WAC 173-340-706(1) lists the conditions for the selection of Method C cleanup levels. One of these conditions, under subsection (d) is:
"The site is defined as an industrial site and meets the criteria for establishing soil cleanup levels under WAC 173-340-745."
Thus, how and when does the language in WAC 173-340-706(1)(d) apply to setting cleanup levels for an industrial site for media other than soil? Does such a site need to meet at least one criterion other than 706(1)(d) for the application of Method C to media other than soil?
Section 706(1) includes a list of conditions that need to be met before a Method C cleanup can be undertaken. The four conditions are:
(a) where Method A or B cleanup levels are below area background concentrations,
(b) where attainment of Methods A or B cleanup levels could create an environmental threat,
(c) where Method A or B cleanup levels are below technically possible concentrations, or
(d) where the site meets the definition as an industrial site and meets the criteria for establishing soil cleanup levels under WAC 173-340-745.

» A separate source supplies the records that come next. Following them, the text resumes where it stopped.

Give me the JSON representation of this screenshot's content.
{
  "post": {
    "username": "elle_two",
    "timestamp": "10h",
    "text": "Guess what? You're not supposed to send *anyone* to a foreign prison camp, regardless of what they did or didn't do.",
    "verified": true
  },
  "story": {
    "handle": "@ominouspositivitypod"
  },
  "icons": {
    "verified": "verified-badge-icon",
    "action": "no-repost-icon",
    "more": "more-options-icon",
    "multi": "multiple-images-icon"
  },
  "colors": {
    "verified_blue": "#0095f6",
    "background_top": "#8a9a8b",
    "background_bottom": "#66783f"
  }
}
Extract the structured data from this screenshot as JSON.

Based on language in MTCA and the Responsiveness Summary a Method C cleanup for groundwater can only be applied at sites that meet at least one of the criteria outlined in section 706(1)(a)-(c). 706(1)(d) cannot be used as the only criterion for determining which Method to use for media other than soil.
This interpretation is based on how MTCA deals with groundwater and some explanation in the Responsiveness Summary (RS). On page 161 of the RS, the conditions under which a conditional cleanup level would be set are outlined. These are:
1. compliance cleanup levels are below area background concentrations;
2. attainment of compliance cleanup levels would result in a net adverse environmental impact;
3. attainment of compliance cleanup levels is technically infeasible; or
4. attainment of compliance cleanup levels is technically impracticable.

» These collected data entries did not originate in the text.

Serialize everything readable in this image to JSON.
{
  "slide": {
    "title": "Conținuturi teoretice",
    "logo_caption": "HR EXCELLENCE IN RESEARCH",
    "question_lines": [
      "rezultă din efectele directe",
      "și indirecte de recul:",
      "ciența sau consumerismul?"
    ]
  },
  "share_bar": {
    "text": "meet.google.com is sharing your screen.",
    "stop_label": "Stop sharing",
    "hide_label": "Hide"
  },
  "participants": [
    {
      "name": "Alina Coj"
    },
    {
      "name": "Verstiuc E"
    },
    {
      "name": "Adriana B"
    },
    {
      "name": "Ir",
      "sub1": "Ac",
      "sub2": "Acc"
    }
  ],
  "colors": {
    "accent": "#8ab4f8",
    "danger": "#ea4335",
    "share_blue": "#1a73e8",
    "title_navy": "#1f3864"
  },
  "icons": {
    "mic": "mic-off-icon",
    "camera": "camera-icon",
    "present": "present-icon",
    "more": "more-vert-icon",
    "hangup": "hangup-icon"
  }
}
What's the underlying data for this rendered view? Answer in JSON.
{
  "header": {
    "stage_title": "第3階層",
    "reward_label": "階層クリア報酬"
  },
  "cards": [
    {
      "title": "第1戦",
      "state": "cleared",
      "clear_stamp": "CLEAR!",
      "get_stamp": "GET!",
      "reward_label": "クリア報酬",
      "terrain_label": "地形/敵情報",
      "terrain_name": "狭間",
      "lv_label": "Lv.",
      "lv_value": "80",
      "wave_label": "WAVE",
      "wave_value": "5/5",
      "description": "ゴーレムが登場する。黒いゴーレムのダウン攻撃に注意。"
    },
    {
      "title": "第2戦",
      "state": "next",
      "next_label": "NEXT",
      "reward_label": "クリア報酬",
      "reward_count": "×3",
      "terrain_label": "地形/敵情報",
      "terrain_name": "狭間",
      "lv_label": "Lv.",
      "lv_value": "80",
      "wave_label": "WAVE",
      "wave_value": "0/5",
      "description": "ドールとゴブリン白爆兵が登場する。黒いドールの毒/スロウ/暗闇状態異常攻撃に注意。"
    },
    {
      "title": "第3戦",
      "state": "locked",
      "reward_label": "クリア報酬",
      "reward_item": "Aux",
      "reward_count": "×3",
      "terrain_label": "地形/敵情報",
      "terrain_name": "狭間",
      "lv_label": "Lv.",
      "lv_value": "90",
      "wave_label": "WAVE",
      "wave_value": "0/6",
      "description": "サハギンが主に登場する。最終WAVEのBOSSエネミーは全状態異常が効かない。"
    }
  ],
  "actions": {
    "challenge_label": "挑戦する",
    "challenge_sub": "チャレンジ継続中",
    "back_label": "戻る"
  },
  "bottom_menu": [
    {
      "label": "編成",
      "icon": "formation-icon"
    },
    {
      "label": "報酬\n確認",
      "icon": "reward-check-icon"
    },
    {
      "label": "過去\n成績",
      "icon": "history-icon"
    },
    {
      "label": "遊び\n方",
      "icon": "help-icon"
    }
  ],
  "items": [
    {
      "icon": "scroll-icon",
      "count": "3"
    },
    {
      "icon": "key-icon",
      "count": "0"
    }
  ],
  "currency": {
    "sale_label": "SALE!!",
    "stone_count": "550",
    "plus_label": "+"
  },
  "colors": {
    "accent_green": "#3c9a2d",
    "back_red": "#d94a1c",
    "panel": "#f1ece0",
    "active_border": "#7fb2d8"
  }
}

The condition described in 706(1)(d) is not mentioned here. Furthermore, section 745 very clearly limits the application of industrial cleanup levels to soil and to no other media. The reference to this section in 706(1)(d) should therefore only be applied when soil is the medium involved.
In addition, cleanup levels for each medium are based on a reasonable maximum exposure (RME) scenario specific to that medium. Section 708(3) describes these RMEs. Soil RMEs are based on exposure through site use, while groundwater RMEs are for drinking the water rather than for site use. Sub- section (3)(b) states:
The reasonable maximum exposure is defined as the highest exposure that is reasonably expected to occur at a site under current and potential future site use. WAC 173 340 720 through 173 340 760 define the reasonable maximum exposures for groundwater, surface water, soil, and air. These reasonable maximum exposures will apply to most sites where individuals or groups of individuals are or could be exposed to hazardous substances. For example, the reasonable maximum exposure for most groundwater is defined as exposure to hazardous substances in drinking water and other domestic uses.
Therefore, one cannot assume that because a site meets the definition of an industrial site, that Method C could be applied to the groundwater. Each affected medium should be evaluated independently to determine if Method C is appropriate.